Hier geht jetzt ein Bäcker, ein anderer kommt. Darum verstehe ich die Aufregung gar nicht. Wir wussten von dem Ende bei Vieting auch nicht, als wir unterschrieben haben. Zum Vieting-Angebot: Zwischen 2018 und heute liegen große Veränderungen, es hat sich viel verändert durch Corona und den Ukraine-Krieg. Wir arbeiten heute anders als vor fünf Jahren und treffen darum auch andere Entscheidungen als damals.

Die Handwerks-Bäcker hier setzen auf regionalen Einkauf. Ein weiteres Argument gegen Malzers?
Unseren regionalen Bezug haben wir in unserem ersten Nachhaltigkeitsreport deutlich gemacht, der gerade fertig geworden ist. Unser Mehl kommt auch aus Recklinghausen, vermutlich aus derselben Mühle wie beim Mitbewerber. Unser Haus-Metzger ist Dilchert aus Herne.
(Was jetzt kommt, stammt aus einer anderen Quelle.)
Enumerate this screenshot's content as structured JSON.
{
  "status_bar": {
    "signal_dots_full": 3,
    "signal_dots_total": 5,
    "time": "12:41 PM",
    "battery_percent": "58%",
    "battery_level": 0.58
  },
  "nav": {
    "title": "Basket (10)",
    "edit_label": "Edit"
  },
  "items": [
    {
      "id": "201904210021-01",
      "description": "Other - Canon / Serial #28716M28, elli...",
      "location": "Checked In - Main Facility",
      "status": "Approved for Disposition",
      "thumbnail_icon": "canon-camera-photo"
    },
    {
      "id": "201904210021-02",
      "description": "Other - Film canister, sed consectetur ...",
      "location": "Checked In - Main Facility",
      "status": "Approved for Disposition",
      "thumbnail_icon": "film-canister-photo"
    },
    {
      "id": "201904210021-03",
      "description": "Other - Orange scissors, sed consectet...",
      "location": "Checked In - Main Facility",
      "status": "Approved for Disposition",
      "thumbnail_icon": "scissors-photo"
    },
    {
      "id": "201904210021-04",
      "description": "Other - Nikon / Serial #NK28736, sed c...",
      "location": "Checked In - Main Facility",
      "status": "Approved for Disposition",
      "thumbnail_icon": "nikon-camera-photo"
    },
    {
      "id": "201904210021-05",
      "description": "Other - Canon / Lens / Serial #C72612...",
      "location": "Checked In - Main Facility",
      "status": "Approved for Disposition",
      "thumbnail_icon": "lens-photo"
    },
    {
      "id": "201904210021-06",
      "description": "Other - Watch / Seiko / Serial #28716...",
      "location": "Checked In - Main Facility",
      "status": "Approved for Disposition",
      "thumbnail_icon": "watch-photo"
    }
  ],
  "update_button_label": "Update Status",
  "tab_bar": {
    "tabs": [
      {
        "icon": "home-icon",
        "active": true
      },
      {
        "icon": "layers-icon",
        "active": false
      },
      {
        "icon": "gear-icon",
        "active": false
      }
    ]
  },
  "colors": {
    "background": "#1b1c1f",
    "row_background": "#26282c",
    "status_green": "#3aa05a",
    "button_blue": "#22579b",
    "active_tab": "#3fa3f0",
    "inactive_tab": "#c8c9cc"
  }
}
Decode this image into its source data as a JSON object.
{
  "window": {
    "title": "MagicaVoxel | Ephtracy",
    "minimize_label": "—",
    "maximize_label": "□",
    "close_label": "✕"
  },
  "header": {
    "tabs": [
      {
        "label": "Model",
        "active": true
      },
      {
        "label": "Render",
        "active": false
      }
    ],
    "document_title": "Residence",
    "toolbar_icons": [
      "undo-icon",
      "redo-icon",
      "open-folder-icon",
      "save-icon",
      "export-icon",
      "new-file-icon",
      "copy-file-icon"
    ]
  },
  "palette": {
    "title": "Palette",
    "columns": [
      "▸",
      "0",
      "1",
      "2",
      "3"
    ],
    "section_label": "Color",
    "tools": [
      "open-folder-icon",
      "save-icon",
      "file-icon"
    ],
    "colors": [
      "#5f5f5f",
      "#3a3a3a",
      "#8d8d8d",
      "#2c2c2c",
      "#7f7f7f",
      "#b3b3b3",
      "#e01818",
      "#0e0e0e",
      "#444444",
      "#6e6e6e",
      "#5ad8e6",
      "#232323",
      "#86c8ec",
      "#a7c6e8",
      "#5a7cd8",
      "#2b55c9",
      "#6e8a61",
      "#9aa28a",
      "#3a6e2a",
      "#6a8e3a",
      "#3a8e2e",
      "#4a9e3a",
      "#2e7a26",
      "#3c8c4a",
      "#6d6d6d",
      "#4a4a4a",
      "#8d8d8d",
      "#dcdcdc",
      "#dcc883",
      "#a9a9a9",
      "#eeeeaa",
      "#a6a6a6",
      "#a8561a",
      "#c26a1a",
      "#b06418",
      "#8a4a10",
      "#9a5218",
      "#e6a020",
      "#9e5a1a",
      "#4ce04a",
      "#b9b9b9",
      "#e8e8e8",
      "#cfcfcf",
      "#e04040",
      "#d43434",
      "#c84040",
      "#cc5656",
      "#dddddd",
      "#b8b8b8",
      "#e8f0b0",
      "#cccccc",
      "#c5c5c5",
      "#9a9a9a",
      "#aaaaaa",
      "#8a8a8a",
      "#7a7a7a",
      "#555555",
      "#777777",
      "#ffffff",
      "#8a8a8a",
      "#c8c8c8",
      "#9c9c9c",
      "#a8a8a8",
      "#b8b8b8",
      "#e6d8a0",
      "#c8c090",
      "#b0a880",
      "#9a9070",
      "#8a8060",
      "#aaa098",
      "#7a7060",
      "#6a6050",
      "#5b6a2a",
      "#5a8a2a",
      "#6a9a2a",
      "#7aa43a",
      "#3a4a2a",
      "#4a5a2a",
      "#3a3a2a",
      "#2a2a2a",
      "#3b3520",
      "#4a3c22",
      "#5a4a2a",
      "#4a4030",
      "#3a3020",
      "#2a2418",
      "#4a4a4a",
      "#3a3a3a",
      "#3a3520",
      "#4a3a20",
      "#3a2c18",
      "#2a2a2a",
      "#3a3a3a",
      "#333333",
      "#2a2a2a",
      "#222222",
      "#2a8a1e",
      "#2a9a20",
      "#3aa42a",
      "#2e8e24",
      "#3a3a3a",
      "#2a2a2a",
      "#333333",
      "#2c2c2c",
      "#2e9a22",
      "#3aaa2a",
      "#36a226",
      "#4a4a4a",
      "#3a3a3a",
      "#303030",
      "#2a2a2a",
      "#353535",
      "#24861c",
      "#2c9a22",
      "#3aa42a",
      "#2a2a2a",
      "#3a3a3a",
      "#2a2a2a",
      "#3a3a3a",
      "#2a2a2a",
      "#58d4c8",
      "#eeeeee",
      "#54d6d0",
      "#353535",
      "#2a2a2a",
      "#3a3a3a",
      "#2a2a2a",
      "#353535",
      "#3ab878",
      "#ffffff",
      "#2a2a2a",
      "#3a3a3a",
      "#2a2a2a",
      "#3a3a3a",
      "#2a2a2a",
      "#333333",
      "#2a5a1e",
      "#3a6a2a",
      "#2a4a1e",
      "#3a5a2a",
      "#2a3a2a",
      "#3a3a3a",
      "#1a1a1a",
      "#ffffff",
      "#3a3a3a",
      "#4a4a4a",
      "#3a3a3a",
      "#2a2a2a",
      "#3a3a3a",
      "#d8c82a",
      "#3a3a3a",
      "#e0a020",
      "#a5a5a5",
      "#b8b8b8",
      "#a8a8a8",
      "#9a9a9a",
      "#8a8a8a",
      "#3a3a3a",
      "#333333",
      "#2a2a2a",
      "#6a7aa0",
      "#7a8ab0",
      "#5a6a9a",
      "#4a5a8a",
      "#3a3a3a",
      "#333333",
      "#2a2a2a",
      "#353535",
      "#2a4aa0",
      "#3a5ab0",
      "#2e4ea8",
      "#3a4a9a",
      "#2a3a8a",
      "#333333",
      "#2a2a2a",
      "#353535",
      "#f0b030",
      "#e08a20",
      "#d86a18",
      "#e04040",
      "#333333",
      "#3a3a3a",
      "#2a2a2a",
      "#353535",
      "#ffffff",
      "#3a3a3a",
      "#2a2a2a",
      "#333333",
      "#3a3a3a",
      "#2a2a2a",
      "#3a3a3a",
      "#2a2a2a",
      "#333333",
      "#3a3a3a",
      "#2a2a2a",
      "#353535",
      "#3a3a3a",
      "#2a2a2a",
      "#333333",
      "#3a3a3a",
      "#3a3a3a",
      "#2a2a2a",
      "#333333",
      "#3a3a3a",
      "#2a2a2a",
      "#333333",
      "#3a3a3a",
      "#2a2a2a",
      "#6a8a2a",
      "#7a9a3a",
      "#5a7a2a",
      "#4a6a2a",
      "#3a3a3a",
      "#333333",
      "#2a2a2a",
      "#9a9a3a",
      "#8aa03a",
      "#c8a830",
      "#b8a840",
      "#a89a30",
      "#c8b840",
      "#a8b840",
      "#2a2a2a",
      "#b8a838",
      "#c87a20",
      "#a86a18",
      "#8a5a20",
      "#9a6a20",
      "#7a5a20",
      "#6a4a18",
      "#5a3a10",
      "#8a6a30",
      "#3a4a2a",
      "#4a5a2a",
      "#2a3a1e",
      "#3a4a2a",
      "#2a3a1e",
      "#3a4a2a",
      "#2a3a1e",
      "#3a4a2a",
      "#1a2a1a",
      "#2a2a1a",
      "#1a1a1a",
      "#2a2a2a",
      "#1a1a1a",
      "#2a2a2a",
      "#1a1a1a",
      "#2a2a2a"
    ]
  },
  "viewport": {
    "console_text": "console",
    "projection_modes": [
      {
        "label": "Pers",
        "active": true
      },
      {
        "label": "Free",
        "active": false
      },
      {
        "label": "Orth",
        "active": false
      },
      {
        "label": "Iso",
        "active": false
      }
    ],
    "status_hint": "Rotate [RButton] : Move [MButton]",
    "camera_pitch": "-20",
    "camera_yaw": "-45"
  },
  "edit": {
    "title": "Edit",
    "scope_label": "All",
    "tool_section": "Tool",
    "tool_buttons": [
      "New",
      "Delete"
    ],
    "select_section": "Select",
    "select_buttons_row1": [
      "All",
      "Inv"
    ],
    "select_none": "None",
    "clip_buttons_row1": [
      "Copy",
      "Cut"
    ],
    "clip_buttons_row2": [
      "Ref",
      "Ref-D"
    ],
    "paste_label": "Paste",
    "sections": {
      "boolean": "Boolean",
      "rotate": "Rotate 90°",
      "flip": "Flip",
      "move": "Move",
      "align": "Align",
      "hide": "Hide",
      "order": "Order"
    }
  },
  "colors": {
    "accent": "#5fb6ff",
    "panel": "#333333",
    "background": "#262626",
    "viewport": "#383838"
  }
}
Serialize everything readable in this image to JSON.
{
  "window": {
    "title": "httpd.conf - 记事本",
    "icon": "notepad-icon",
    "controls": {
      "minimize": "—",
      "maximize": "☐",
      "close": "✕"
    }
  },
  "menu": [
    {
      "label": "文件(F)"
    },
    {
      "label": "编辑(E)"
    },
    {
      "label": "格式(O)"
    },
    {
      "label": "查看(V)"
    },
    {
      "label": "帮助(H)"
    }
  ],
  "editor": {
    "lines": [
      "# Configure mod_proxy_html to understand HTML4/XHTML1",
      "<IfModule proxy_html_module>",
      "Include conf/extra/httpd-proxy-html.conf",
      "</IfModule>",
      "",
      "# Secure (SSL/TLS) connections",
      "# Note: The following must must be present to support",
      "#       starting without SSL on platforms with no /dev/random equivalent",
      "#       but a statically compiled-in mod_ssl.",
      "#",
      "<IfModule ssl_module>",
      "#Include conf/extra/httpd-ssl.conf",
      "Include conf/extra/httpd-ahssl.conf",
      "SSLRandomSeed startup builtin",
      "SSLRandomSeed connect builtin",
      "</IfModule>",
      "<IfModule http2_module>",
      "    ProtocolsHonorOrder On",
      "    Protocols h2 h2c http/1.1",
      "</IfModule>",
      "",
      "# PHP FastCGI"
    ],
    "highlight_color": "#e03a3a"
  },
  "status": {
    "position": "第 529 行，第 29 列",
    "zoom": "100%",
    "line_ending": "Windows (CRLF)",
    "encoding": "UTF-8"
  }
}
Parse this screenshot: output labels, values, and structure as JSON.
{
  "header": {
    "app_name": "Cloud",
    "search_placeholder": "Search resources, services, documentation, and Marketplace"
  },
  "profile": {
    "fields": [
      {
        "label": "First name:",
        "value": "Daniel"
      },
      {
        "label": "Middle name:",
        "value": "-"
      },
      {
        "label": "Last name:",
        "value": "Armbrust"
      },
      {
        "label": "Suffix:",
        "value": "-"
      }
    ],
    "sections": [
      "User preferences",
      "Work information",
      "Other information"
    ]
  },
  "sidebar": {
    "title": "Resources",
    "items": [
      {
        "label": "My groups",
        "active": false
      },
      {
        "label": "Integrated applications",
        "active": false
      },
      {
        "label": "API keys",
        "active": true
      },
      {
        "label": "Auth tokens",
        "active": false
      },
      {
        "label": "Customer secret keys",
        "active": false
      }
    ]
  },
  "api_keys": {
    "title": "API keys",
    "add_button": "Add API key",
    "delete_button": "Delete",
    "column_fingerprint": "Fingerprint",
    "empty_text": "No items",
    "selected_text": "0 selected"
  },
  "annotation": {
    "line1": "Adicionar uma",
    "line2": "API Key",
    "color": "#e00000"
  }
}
Der Dinkelbauer kommt aus Oberhausen, mit dem waren wir letztens noch auf dem Feld. 75 Prozent unserer Ausgaben verbleiben in NRW, 49 Prozent sogar im Ruhrgebiet. Wir waren selbst überrascht, als wir diese Zahlen für den Report erhoben haben. Aber das kommt dabei heraus, wenn man auf lokale Lieferanten setzt.